RIYADH, 10 January — Arab League Secretary-General Amr Moussa said after talks with Saudi leaders yesterday that an Arab summit slated for March in Beirut would go ahead as planned.

Moussa met with Crown Prince Abdullah, second deputy premier and commander of the National Guard, and Foreign Minister Prince Saud Al-Faisal in Riyadh yesterday.

"The Arab summit," whose venue Libya wants changed, "will be held in Beirut as planned," Moussa said at the end of a brief visit to the Kingdom.

The Arab League chief added that he was "still awaiting the Arab countries’ responses to Libya’s request to shift the summit venue" to Cairo.

Moussa, who said his talks here covered both the upcoming summit and the situation in the Palestinian territories, later left for Khartoum on the second leg of an Arab tour that will also take in Syria, Lebanon, Jordan and Libya.

In a statement to the Saudi Press Agency in Cairo before his departure earlier yesterday, Moussa welcomed Prince Abdullah’s speech to the recent GCC summit in Muscat, Oman, outlining the Arab position on international issues.

Prince Abdullah said the Arabs will not go imploring for their legitimate rights before other countries and the world bodies.

Moussa added that the current situation in the region as well as the world demands a firm and concerted action by the Arabs to regain the legitimate rights.

Tripoli has requested the shift to Cairo because of a long-standing dispute with Lebanon’s Shiite Muslim community.

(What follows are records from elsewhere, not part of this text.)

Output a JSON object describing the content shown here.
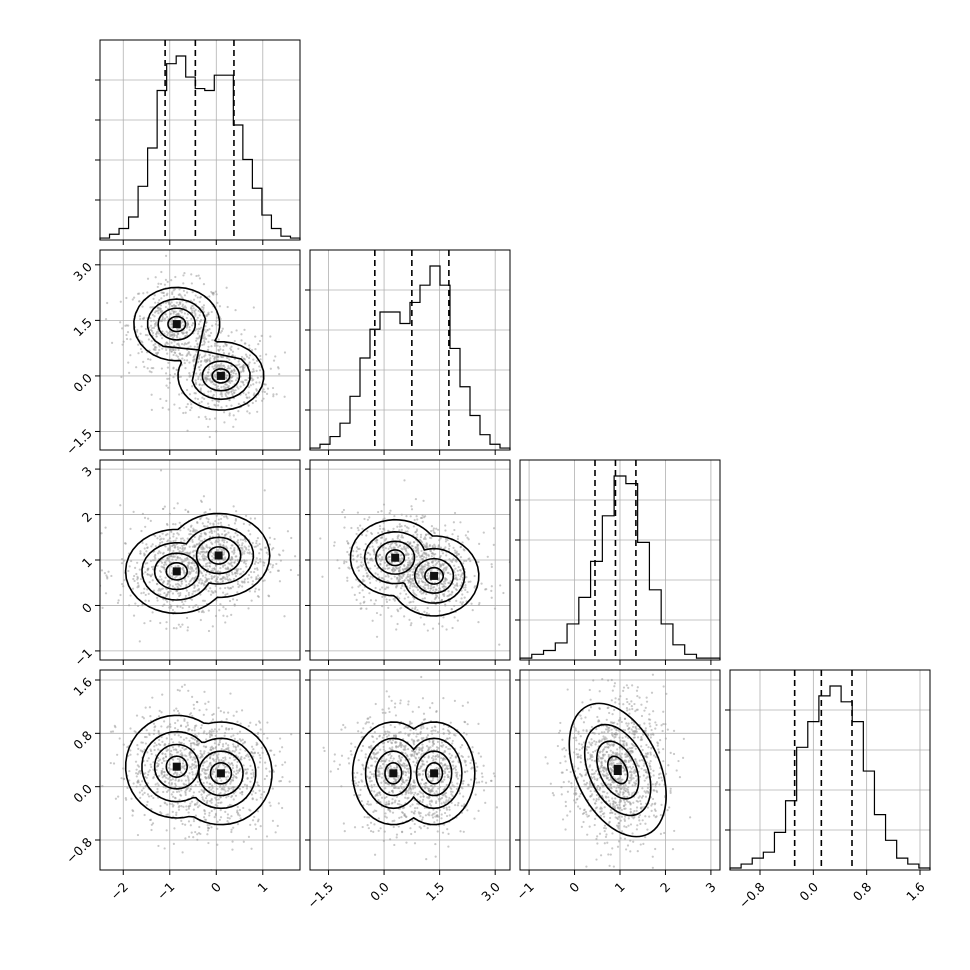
{
  "chart_data": {
    "type": "corner",
    "description_variables": 4,
    "axes": [
      {
        "range": [
          -2.5,
          1.8
        ],
        "ticks": [
          -2,
          -1,
          0,
          1
        ],
        "tick_labels": [
          "−2",
          "−1",
          "0",
          "1"
        ]
      },
      {
        "range": [
          -2.0,
          3.4
        ],
        "ticks": [
          -1.5,
          0.0,
          1.5,
          3.0
        ],
        "tick_labels": [
          "−1.5",
          "0.0",
          "1.5",
          "3.0"
        ]
      },
      {
        "range": [
          -1.2,
          3.2
        ],
        "ticks": [
          -1,
          0,
          1,
          2,
          3
        ],
        "tick_labels": [
          "−1",
          "0",
          "1",
          "2",
          "3"
        ]
      },
      {
        "range": [
          -1.25,
          1.75
        ],
        "ticks": [
          -0.8,
          0.0,
          0.8,
          1.6
        ],
        "tick_labels": [
          "−0.8",
          "0.0",
          "0.8",
          "1.6"
        ]
      }
    ],
    "histograms": [
      {
        "quantiles": [
          -1.1,
          -0.45,
          0.38
        ],
        "counts": [
          0.01,
          0.03,
          0.06,
          0.12,
          0.28,
          0.48,
          0.78,
          0.92,
          0.96,
          0.85,
          0.79,
          0.78,
          0.86,
          0.86,
          0.6,
          0.42,
          0.27,
          0.13,
          0.06,
          0.02,
          0.01
        ]
      },
      {
        "quantiles": [
          -0.25,
          0.75,
          1.75
        ],
        "counts": [
          0.01,
          0.03,
          0.07,
          0.14,
          0.28,
          0.48,
          0.63,
          0.72,
          0.72,
          0.66,
          0.77,
          0.86,
          0.96,
          0.86,
          0.53,
          0.33,
          0.18,
          0.08,
          0.03,
          0.01
        ]
      },
      {
        "quantiles": [
          0.45,
          0.9,
          1.35
        ],
        "counts": [
          0.01,
          0.03,
          0.05,
          0.09,
          0.19,
          0.33,
          0.52,
          0.76,
          0.97,
          0.93,
          0.62,
          0.37,
          0.19,
          0.08,
          0.03,
          0.01,
          0.01
        ]
      },
      {
        "quantiles": [
          -0.28,
          0.12,
          0.58
        ],
        "counts": [
          0.01,
          0.03,
          0.06,
          0.09,
          0.19,
          0.35,
          0.62,
          0.75,
          0.88,
          0.93,
          0.85,
          0.75,
          0.5,
          0.28,
          0.15,
          0.06,
          0.03,
          0.01
        ]
      }
    ],
    "pairs": [
      {
        "row": 1,
        "col": 0,
        "clusters": [
          {
            "x": -0.85,
            "y": 1.4,
            "sx": 0.42,
            "sy": 0.45
          },
          {
            "x": 0.1,
            "y": 0.0,
            "sx": 0.42,
            "sy": 0.42
          }
        ]
      },
      {
        "row": 2,
        "col": 0,
        "clusters": [
          {
            "x": -0.85,
            "y": 0.75,
            "sx": 0.5,
            "sy": 0.42
          },
          {
            "x": 0.05,
            "y": 1.1,
            "sx": 0.5,
            "sy": 0.42
          }
        ]
      },
      {
        "row": 2,
        "col": 1,
        "clusters": [
          {
            "x": 0.3,
            "y": 1.05,
            "sx": 0.55,
            "sy": 0.38
          },
          {
            "x": 1.35,
            "y": 0.65,
            "sx": 0.55,
            "sy": 0.4
          }
        ]
      },
      {
        "row": 3,
        "col": 0,
        "clusters": [
          {
            "x": -0.85,
            "y": 0.3,
            "sx": 0.5,
            "sy": 0.35
          },
          {
            "x": 0.1,
            "y": 0.2,
            "sx": 0.5,
            "sy": 0.35
          }
        ]
      },
      {
        "row": 3,
        "col": 1,
        "clusters": [
          {
            "x": 0.25,
            "y": 0.2,
            "sx": 0.5,
            "sy": 0.35
          },
          {
            "x": 1.35,
            "y": 0.2,
            "sx": 0.5,
            "sy": 0.35
          }
        ]
      },
      {
        "row": 3,
        "col": 2,
        "clusters": [
          {
            "x": 0.95,
            "y": 0.25,
            "sx": 0.42,
            "sy": 0.42
          }
        ]
      }
    ]
  }
}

Most Lebanese Shiite leaders, notably parliament speaker Nabih Berri, accuse Libyan leader Moammar Qaddafi of being behind the disappearance of Amal movement’s founder Mussa Sadr during a trip to Libya in 1978. Tripoli maintains Berri himself, who now heads Amal, was behind Sadr’s disappearance.

In Beirut, Lebanese Prime Minister Rafik Hariri said yesterday that his country would host the summit as planned. "The summit will be held in Lebanon at the scheduled date, the issue has been settled," he said.